Ces dernières années, il a beaucoup été question de racisme et de sexisme dans l’industrie cinématographique…

Dans A Story of Film: an Odyssey, que j’ai réalisé il y a dix ans, l’une des premières choses que j’affirmais était : « le cinéma est raciste par omission ». Dans un autre film plus récent, Women Make Film, je disais : « le cinéma est sexiste par omission ». Le cinéma a toujours commis ces crimes et continuera, à moins qu’on s’efforce d’exposer ces crimes de racisme, de sexisme ou autres. Ces dernières années, les choses se sont pas mal arrangées. Je pense à des films comme Tangerine ou XXY. La façon dont le genre, dont la vie sont dépeints au cinéma s’est améliorée car des personnalités concernées par ces problématiques-là réalisent des films. 

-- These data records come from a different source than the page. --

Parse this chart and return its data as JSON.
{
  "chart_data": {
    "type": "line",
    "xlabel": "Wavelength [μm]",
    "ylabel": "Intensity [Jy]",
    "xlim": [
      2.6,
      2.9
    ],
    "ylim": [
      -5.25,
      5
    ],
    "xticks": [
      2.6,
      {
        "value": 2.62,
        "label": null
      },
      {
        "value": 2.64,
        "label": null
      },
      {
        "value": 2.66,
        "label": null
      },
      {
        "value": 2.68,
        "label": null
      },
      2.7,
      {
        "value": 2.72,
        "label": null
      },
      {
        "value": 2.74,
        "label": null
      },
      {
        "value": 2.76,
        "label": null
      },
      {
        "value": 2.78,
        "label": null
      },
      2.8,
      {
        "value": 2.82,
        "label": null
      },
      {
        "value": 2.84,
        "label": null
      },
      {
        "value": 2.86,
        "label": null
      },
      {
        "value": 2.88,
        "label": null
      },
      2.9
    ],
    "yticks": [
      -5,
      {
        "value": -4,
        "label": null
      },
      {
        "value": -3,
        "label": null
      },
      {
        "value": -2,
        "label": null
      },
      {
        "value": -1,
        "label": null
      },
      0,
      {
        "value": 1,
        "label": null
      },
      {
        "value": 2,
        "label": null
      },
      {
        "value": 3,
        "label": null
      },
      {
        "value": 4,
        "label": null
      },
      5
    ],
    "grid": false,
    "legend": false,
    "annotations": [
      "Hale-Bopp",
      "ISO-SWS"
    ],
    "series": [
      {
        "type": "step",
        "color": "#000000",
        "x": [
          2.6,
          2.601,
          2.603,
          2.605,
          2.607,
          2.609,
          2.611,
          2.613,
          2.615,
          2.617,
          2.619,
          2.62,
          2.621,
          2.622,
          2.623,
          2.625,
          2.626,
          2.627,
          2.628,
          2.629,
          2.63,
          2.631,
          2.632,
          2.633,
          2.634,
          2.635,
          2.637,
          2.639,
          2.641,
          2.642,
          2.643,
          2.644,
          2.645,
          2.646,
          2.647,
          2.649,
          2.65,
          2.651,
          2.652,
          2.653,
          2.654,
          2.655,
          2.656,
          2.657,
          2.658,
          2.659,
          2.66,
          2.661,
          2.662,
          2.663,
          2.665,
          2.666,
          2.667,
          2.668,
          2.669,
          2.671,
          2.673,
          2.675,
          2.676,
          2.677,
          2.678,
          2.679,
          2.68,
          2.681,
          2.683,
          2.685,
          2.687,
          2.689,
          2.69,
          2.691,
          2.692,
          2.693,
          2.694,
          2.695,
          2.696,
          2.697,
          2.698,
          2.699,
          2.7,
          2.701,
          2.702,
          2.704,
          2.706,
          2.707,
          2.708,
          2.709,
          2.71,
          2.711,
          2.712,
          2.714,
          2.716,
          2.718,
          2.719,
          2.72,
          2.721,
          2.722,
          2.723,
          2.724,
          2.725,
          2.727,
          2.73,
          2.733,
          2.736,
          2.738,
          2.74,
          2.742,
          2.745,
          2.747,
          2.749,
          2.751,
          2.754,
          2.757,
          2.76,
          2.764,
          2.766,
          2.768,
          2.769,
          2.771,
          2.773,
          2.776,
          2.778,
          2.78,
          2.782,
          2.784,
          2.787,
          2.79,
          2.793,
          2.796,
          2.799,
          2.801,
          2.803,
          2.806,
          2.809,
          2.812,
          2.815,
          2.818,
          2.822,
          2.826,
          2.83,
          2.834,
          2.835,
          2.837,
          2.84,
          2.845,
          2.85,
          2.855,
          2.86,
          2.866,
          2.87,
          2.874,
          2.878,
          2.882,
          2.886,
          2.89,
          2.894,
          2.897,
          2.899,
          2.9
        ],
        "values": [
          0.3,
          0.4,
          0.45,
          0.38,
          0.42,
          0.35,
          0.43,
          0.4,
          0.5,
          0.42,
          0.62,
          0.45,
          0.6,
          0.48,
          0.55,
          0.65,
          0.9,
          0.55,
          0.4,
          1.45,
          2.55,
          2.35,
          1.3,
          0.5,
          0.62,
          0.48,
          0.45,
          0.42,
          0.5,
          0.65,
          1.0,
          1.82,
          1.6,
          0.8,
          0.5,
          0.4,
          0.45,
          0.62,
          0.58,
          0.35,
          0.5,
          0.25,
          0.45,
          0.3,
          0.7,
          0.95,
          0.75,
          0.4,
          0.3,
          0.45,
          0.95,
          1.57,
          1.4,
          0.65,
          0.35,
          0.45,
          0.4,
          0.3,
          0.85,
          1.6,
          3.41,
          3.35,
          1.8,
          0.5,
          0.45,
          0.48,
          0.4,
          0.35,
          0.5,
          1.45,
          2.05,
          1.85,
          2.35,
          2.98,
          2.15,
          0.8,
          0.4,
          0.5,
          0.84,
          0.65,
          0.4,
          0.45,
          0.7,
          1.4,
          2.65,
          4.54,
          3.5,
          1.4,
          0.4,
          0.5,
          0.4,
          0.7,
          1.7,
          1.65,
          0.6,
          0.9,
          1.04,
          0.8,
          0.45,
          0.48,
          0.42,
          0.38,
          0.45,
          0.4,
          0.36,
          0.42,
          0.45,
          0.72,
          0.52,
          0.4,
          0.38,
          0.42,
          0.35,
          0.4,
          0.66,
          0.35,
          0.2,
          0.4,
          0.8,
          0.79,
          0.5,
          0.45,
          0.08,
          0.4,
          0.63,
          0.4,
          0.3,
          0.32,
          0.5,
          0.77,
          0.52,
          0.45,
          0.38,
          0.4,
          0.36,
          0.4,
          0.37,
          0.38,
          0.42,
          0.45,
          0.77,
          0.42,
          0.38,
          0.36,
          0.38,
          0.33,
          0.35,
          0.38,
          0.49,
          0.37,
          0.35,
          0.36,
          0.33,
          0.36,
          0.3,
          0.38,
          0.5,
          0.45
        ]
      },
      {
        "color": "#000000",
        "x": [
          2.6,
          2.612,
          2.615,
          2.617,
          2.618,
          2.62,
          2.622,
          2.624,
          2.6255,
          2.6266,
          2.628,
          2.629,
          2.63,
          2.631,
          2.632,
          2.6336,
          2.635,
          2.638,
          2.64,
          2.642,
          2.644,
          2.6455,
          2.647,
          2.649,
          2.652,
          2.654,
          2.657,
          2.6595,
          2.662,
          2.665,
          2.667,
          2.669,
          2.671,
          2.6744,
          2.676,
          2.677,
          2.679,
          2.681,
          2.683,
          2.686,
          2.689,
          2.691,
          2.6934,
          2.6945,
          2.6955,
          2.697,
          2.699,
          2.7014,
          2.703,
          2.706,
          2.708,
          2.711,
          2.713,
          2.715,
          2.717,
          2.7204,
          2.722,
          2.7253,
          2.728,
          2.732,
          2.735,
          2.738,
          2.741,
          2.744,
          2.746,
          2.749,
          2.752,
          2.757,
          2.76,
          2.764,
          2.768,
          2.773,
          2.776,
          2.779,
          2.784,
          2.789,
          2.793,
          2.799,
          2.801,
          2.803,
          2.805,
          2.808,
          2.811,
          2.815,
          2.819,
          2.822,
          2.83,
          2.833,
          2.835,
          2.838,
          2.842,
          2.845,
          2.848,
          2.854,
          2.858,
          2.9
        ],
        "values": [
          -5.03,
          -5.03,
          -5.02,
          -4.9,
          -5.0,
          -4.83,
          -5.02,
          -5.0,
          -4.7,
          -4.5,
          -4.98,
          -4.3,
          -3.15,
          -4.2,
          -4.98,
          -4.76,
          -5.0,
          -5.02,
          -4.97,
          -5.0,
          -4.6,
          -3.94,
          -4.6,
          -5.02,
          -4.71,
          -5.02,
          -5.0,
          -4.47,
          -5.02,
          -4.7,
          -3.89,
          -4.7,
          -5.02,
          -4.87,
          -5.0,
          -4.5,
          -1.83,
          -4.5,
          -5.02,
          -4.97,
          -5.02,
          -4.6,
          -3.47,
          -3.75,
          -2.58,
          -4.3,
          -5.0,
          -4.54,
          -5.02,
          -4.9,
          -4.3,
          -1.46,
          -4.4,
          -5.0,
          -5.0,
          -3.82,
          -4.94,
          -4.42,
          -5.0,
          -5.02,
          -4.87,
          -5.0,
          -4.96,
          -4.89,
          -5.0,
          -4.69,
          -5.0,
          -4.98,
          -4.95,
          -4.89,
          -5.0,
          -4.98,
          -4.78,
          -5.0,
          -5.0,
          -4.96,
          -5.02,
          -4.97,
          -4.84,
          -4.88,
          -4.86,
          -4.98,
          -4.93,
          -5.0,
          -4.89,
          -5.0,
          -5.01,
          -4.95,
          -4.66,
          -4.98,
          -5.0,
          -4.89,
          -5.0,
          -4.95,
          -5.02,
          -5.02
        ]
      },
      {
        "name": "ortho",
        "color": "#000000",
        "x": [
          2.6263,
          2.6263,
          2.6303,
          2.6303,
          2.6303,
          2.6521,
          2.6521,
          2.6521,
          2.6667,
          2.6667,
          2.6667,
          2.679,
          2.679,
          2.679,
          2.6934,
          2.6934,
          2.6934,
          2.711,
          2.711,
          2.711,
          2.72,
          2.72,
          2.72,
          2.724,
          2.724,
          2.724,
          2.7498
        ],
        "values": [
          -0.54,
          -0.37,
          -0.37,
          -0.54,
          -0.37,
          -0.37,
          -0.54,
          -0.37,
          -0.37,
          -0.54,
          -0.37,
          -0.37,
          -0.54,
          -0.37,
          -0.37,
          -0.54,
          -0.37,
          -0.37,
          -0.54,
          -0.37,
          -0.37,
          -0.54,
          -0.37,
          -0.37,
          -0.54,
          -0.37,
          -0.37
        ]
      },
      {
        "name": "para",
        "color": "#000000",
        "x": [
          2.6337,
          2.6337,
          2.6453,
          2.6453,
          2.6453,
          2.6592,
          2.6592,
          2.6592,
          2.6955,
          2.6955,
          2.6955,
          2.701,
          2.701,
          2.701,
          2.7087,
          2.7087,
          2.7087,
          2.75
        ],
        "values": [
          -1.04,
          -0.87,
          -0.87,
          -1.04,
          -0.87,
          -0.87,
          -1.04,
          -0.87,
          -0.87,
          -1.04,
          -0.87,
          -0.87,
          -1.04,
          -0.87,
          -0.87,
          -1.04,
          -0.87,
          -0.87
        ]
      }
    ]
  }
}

Si vous deviez retenir cinq films qui ont marqué les dix dernières années, quels seraient-ils ?

Cemetery of Splendour d’Apichatpong Weerasethakul (Un Certain Regard, 2015), Border d’Ali Abassi (Prix Un Certain Regard, 2018). Il y a aussi ce documentaire, Leviathan (2012), avec des GoPros au-dessus des poissons. Un film très important de ces dix dernières années, c’est Lazzaro Felice d’Alice Rohrwacher (Prix du Scénario, 2018). C’est un peu comme Théorème de Pasolini, ça parle de la grâce qui pénètre dans la vie. Et Atlantique de Mati Diop (Grand Prix, 2019). C’était génial. J’ai beaucoup d’admiration pour cette cinéaste. Je pense que le cinéma sénégalais est très important dans l’histoire du cinéma.

Vous allez poursuivre votre voyage dans l’histoire du cinéma ?

Le cinéma, ce n’est pas mon travail, c’est ma vie. Je réalise des films sur tous les sujets, dont le cinéma, parce que le cinéma fait partie de notre monde tout comme un coucher de soleil fait partie de notre monde. Alors bien sûr, puisque je fais des films qui parlent de la vie, je continuerai à faire des films sur le cinéma.